We know every 3-cycle in $S_n$ is in $A_n$, because $(a\,b\,c)=(a\,c)(a\,b)$, and by definition $A_n$ consists of everything that can be written as a product of an even number of transpositions.

Thus, in particular, every product of $k$ 3-cycles is a product of $2k$ transpositions and therefore in $A_n$. So whatever the 3-cycles generate must be a subgroup of $A_n$ too.


I don't think that both resolutions given are complete.

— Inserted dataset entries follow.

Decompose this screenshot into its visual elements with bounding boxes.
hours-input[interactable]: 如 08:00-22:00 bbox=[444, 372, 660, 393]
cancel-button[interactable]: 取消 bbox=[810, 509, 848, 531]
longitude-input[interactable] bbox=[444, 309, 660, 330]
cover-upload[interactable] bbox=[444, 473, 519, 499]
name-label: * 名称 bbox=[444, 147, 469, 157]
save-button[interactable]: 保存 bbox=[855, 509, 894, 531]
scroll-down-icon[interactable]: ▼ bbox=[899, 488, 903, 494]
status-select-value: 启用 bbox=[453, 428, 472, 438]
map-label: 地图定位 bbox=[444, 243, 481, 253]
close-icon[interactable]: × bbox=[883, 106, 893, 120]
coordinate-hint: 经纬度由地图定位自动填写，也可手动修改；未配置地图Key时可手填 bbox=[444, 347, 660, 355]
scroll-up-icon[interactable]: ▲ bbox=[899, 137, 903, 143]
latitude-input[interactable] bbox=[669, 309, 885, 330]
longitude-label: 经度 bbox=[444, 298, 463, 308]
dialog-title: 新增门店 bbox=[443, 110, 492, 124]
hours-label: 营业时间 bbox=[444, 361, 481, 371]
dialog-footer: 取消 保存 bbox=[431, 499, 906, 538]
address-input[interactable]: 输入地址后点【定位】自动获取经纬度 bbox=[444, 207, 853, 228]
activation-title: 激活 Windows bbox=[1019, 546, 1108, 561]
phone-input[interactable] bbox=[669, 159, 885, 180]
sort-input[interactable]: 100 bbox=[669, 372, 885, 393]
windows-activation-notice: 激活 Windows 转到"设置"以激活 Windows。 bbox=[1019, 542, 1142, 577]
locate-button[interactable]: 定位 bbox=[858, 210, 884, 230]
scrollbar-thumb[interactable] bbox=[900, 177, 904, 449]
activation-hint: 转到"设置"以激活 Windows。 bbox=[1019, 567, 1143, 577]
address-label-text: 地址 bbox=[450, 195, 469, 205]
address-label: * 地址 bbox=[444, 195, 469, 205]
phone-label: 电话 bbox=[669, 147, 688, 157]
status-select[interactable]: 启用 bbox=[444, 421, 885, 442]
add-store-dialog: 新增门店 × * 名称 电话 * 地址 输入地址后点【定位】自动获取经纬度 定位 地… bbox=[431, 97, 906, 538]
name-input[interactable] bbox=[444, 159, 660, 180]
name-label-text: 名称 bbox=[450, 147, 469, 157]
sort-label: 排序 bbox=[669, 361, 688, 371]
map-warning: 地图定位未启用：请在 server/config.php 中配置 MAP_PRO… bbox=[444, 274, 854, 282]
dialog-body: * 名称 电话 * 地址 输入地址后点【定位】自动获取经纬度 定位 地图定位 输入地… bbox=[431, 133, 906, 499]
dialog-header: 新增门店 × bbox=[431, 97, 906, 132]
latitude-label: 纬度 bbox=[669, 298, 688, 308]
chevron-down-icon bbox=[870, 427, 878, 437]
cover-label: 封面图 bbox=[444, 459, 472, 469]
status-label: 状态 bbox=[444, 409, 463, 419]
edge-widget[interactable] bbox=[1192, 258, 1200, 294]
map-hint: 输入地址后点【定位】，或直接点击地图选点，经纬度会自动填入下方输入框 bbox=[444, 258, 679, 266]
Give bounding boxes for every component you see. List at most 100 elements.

Let $\sigma_1,\cdots, \sigma_s$ be the 3-cycles from $S_n$. From the given answers, it was shown that $\langle \sigma_1,\cdots, \sigma_s\rangle \subseteq A_n.$ It remains, then, to show that $A_n \subseteq \langle \sigma_1,\cdots, \sigma_s\rangle. $

Let $\alpha \in A_n$. We know that $\alpha$ can be written as a product of transpositions, and by the parity of $\alpha$ it must be the product of an even number of transpositions. Now note that the product of two transpositions is always a product of 3-cycles: indeed, if $\tau_1 = (a_1,a_2), \tau_2 = (b_1,b_2)$ are disjoint, then $\tau_1\tau_2 = (a_1b_1a_2)(b_1b_2a_1);$ and if they have an element in common, say $a_2=b_1$, then $\tau_1\tau_2 = (b_1b_2a_1).$ Now, we've shown that $\alpha$ has an even number of transpositions and since the product of two transposition is a 3-cycle, $\alpha$ is then a product of 3-cycles. Hence, $A_n\subseteq \langle \sigma_1,\cdots, \sigma_s\rangle$


Every 3-cycle is an even permutation, and any product of even permutations is an even purmtation. So, any product of 3-cycles is in $A_n$, which is the subgroup of all even permutations.